“…Oraya vurmuştu güneş.Bir de kuşların kanatlarına.Güneşin batışı çok güzel olurmuş, öyle mi?Ben hiç görmedim batışını.Doğuşunu da görmedim.Nevin diyor ki: Kuşlar bizim için yakalıyormuş güneşin son ışıklarını.Biz günbatımını onların kanatlarında görelim diye. Bu akşam yine kuşların kanadında batıyordu güneş.
” Biraz daha bakalım.”dedim.
“Olmaz!”dedi anahtarlı teyze. Biraz geç kapatsın kapıyı diye Zeynep de söyledi, ama olmazmış. Akşamı geciktirmezmiş. Sen akşamı geciktirebilir misin misin İnci?”
Bu yaşananlara tanıklık etmiş birinin ağzından o günleri yeniden dinlemek büyük keyifti. Evet, “Uçurtmayı Vurmasınlar “ kitabını incelediğimiz Hazırlık sınıflarının söyleşi konuğu Feride Çiçekoğlu’ydu.

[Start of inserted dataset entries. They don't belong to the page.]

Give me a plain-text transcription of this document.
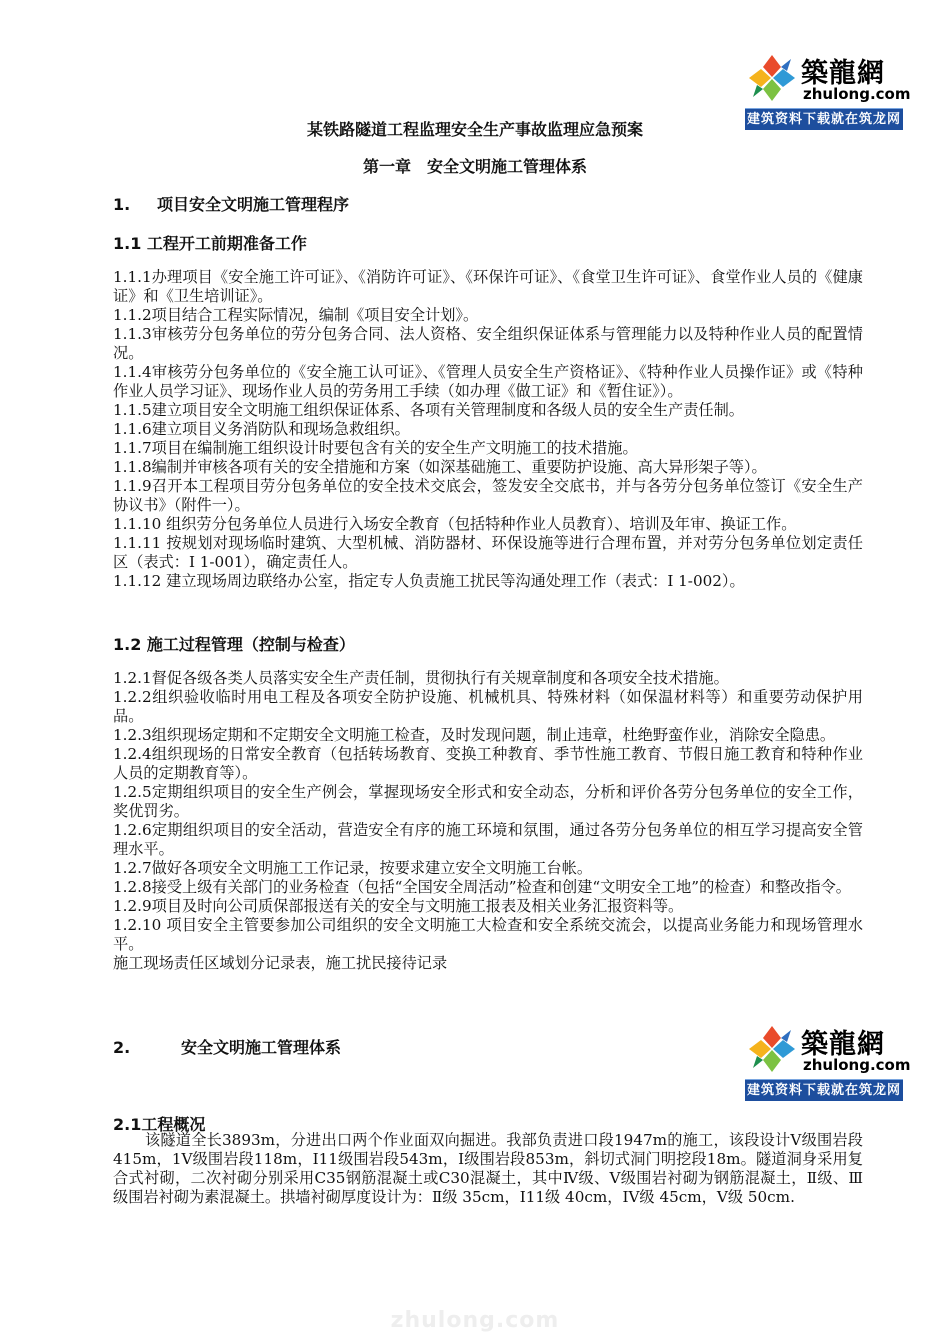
築龍網
zhulong.com
建筑资料下载就在筑龙网
某铁路隧道工程监理安全生产事故监理应急预案
第一章　安全文明施工管理体系
1. 项目安全文明施工管理程序
1.1 工程开工前期准备工作

1.1.1办理项目《安全施工许可证》、《消防许可证》、《环保许可证》、《食堂卫生许可证》、食堂作业人员的《健康证》和《卫生培训证》。

1.1.2项目结合工程实际情况，编制《项目安全计划》。

1.1.3审核劳分包务单位的劳分包务合同、法人资格、安全组织保证体系与管理能力以及特种作业人员的配置情况。

1.1.4审核劳分包务单位的《安全施工认可证》、《管理人员安全生产资格证》、《特种作业人员操作证》或《特种作业人员学习证》、现场作业人员的劳务用工手续（如办理《做工证》和《暂住证》）。

1.1.5建立项目安全文明施工组织保证体系、各项有关管理制度和各级人员的安全生产责任制。

1.1.6建立项目义务消防队和现场急救组织。

1.1.7项目在编制施工组织设计时要包含有关的安全生产文明施工的技术措施。

1.1.8编制并审核各项有关的安全措施和方案（如深基础施工、重要防护设施、高大异形架子等）。

1.1.9召开本工程项目劳分包务单位的安全技术交底会，签发安全交底书，并与各劳分包务单位签订《安全生产协议书》（附件一）。

1.1.10 组织劳分包务单位人员进行入场安全教育（包括特种作业人员教育）、培训及年审、换证工作。

1.1.11 按规划对现场临时建筑、大型机械、消防器材、环保设施等进行合理布置，并对劳分包务单位划定责任区（表式：Ⅰ 1-001），确定责任人。

1.1.12 建立现场周边联络办公室，指定专人负责施工扰民等沟通处理工作（表式：Ⅰ 1-002）。

1.2 施工过程管理（控制与检查）

1.2.1督促各级各类人员落实安全生产责任制，贯彻执行有关规章制度和各项安全技术措施。

1.2.2组织验收临时用电工程及各项安全防护设施、机械机具、特殊材料（如保温材料等）和重要劳动保护用品。

1.2.3组织现场定期和不定期安全文明施工检查，及时发现问题，制止违章，杜绝野蛮作业，消除安全隐患。

1.2.4组织现场的日常安全教育（包括转场教育、变换工种教育、季节性施工教育、节假日施工教育和特种作业人员的定期教育等）。

1.2.5定期组织项目的安全生产例会，掌握现场安全形式和安全动态，分析和评价各劳分包务单位的安全工作，奖优罚劣。

1.2.6定期组织项目的安全活动，营造安全有序的施工环境和氛围，通过各劳分包务单位的相互学习提高安全管理水平。

1.2.7做好各项安全文明施工工作记录，按要求建立安全文明施工台帐。

1.2.8接受上级有关部门的业务检查（包括“全国安全周活动”检查和创建“文明安全工地”的检查）和整改指令。

1.2.9项目及时向公司质保部报送有关的安全与文明施工报表及相关业务汇报资料等。

1.2.10 项目安全主管要参加公司组织的安全文明施工大检查和安全系统交流会，以提高业务能力和现场管理水平。

施工现场责任区域划分记录表，施工扰民接待记录

2.	安全文明施工管理体系	築龍網
zhulong.com
建筑资料下载就在筑龙网
2.1工程概况

该隧道全长3893m，分进出口两个作业面双向掘进。我部负责进口段1947m的施工，该段设计Ⅴ级围岩段415m，1V级围岩段118m，I11级围岩段543m，Ⅰ级围岩段853m，斜切式洞门明挖段18m。隧道洞身采用复合式衬砌，二次衬砌分别采用C35钢筋混凝土或C30混凝土，其中Ⅳ级、Ⅴ级围岩衬砌为钢筋混凝土，Ⅱ级、Ⅲ级围岩衬砌为素混凝土。拱墙衬砌厚度设计为：Ⅱ级 35cm，I11级 40cm，IV级 45cm，Ⅴ级 50cm.

zhulong.com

Günümüzden çok uzakta kalan o dönem ve şartlara yabancı olan öğrencilerimiz yazarın anıları ile yolculuk ettiler o günlere.
Mimarlık doktora öğrencisi iken haksızlığın vicdanını rahatsız ettiğini,yaşanmışlıkların da kendisini tesadüfen yazmaya yönelttiğini dile getirdi.Uçurtmayı Vurmasınlar ve diğer kitaplarını da yazın hayatına böylece kazandırmış oldu.
Söyleşisini, özgürce uçan, umudun simgesi olan Uçurtmalar gibi bize bir gelecek dileyerek sonlandırdı Feride Çiçekoğlu.